In this paper, we analyze a combination based on a hybrid triple hop terrestrial free-space optical (FSO), a fiber optic cable (FOC), and an underwater optical wireless communication (UOWC) link for providing high-speed optical connectivity between onshore and submerge systems. UOWC, scattering, absorption, and turbulence severely degrade the reliability and transmission rate of the UOWC link. In our manuscript, a bend-insensitive intermediate FOC link and a spatial diversity (SD) are exploited to improve the error performance of UOWC links, which involves the deployment of multiple input single outputs (MISO). For this purpose, different transmission signaling schemes, such as pulse position modulation (PPM) with spatial modulation (SM) and on–off keying (OOK) with repetition coding (RC), are employed to evaluate the system performance in terms of average bit error rate (ABER).
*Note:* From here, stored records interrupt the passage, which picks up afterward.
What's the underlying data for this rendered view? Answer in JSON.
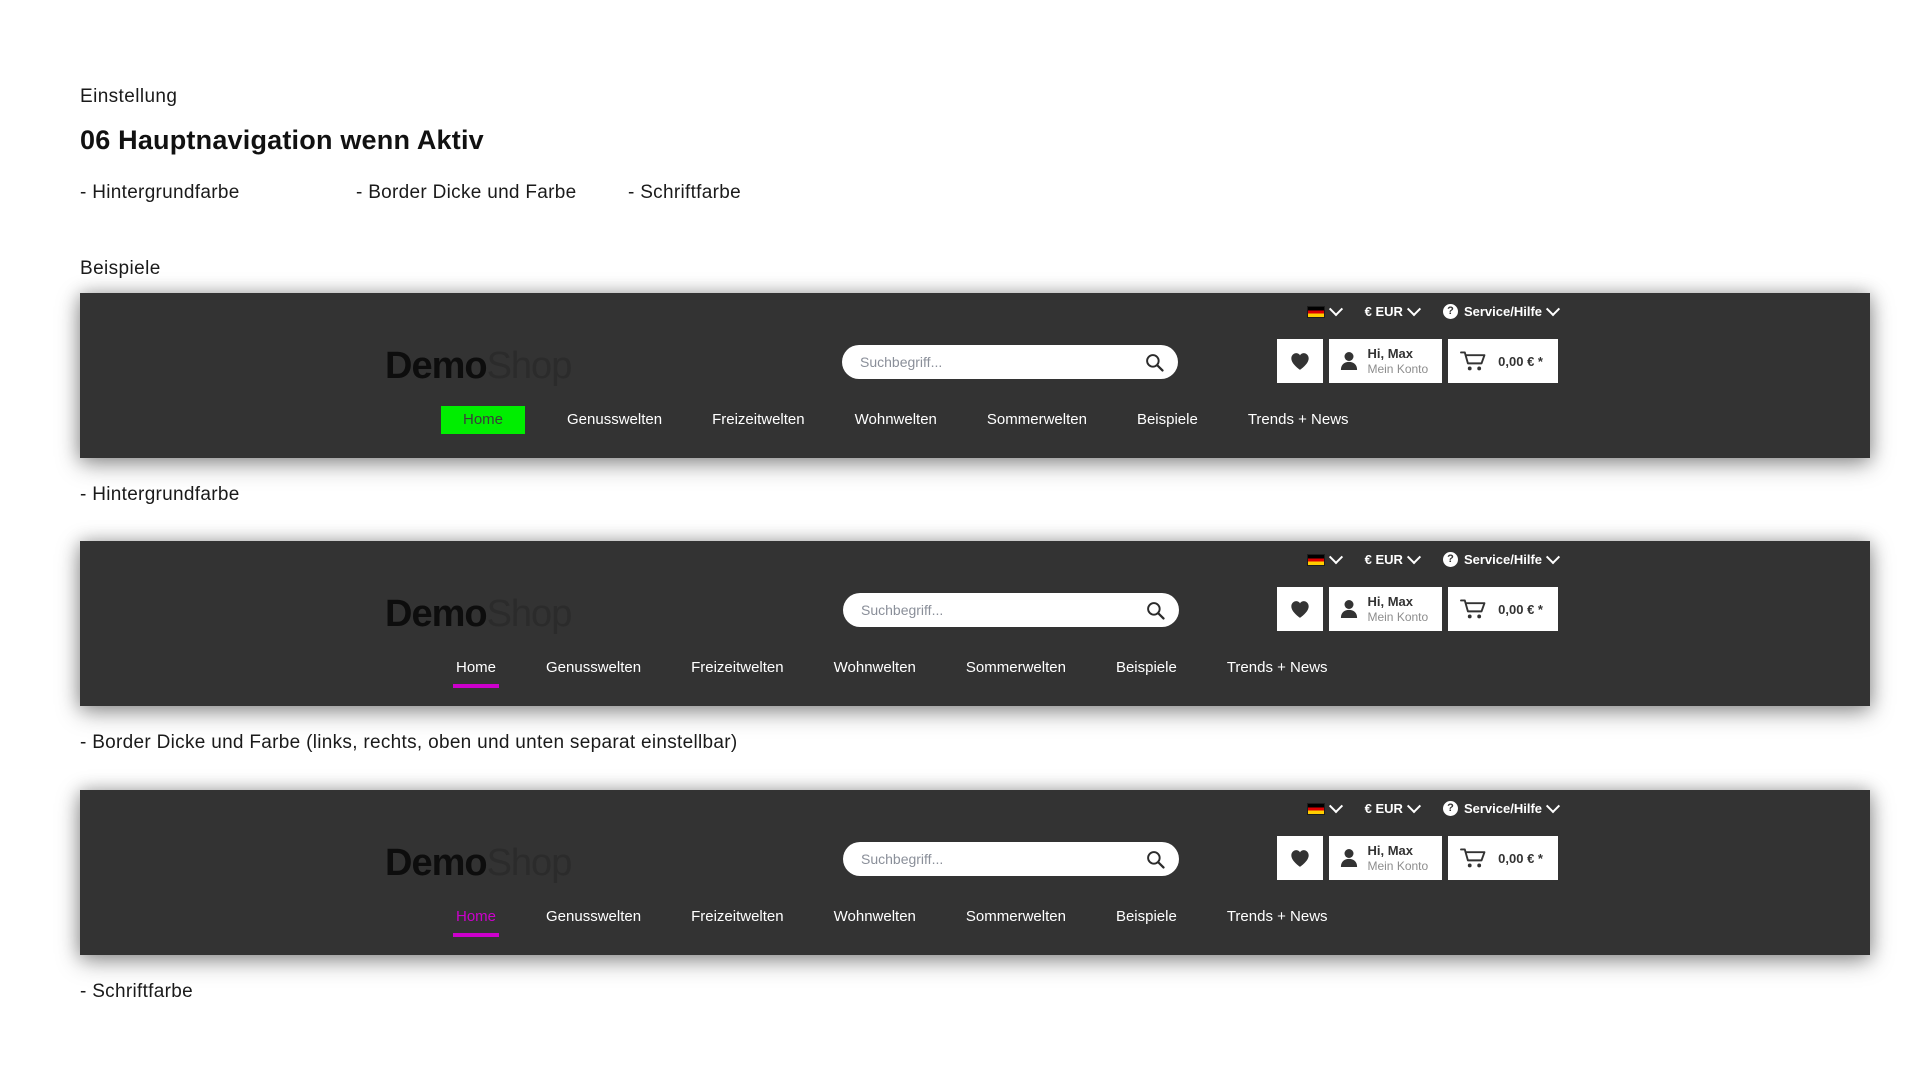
{
  "document": {
    "eyebrow": "Einstellung",
    "title": "06 Hauptnavigation wenn Aktiv",
    "bullets": [
      "- Hintergrundfarbe",
      "- Border Dicke und Farbe",
      "- Schriftfarbe"
    ],
    "examples_label": "Beispiele",
    "captions": [
      "- Hintergrundfarbe",
      "- Border Dicke und Farbe (links, rechts, oben und unten separat einstellbar)",
      "- Schriftfarbe"
    ]
  },
  "shop": {
    "logo": {
      "bold": "Demo",
      "light": "Shop"
    },
    "search": {
      "placeholder": "Suchbegriff...",
      "value": "",
      "icon": "search-icon"
    },
    "utility": {
      "language": {
        "label": "",
        "icon": "german-flag-icon",
        "chevron": "chevron-down-icon"
      },
      "currency": {
        "label": "€ EUR",
        "chevron": "chevron-down-icon"
      },
      "service": {
        "label": "Service/Hilfe",
        "icon": "question-mark-icon",
        "chevron": "chevron-down-icon"
      }
    },
    "actions": {
      "wishlist": {
        "icon": "heart-icon",
        "label": ""
      },
      "account": {
        "icon": "person-icon",
        "greeting": "Hi, Max",
        "sub": "Mein Konto"
      },
      "cart": {
        "icon": "shopping-cart-icon",
        "amount": "0,00 € *"
      }
    },
    "nav_items": [
      "Home",
      "Genusswelten",
      "Freizeitwelten",
      "Wohnwelten",
      "Sommerwelten",
      "Beispiele",
      "Trends + News"
    ],
    "active_index": 0
  },
  "colors": {
    "header_background": "#333333",
    "active_background": "#00ee00",
    "active_text_dark": "#3b3b3b",
    "active_border": "#cc00cc",
    "active_font": "#cc00cc",
    "nav_text": "#ffffff",
    "page_background": "#ffffff"
  },
  "variants": [
    {
      "name": "hintergrundfarbe",
      "active_style": "background"
    },
    {
      "name": "border-dicke-und-farbe",
      "active_style": "border"
    },
    {
      "name": "schriftfarbe",
      "active_style": "font-color"
    }
  ]
}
The behavior of the entire system is obtained by applying a decode-and-forward (DF), where we consider log-normal channels for FSO and UOWC. The path loss and turbulence are obtained using intensity modulation and direct detection schemes. To obtain performance results, Monte Carlo-based statistical simulation method is applied to validate the analytical ABER performance of the system. The achieved results reveal that MISO-OOK-RC has superior ABER performance as compared to MISO-PPM-SM in higher signal-to-noise ratio (SNR) conditions with different underwater turbulence strengths.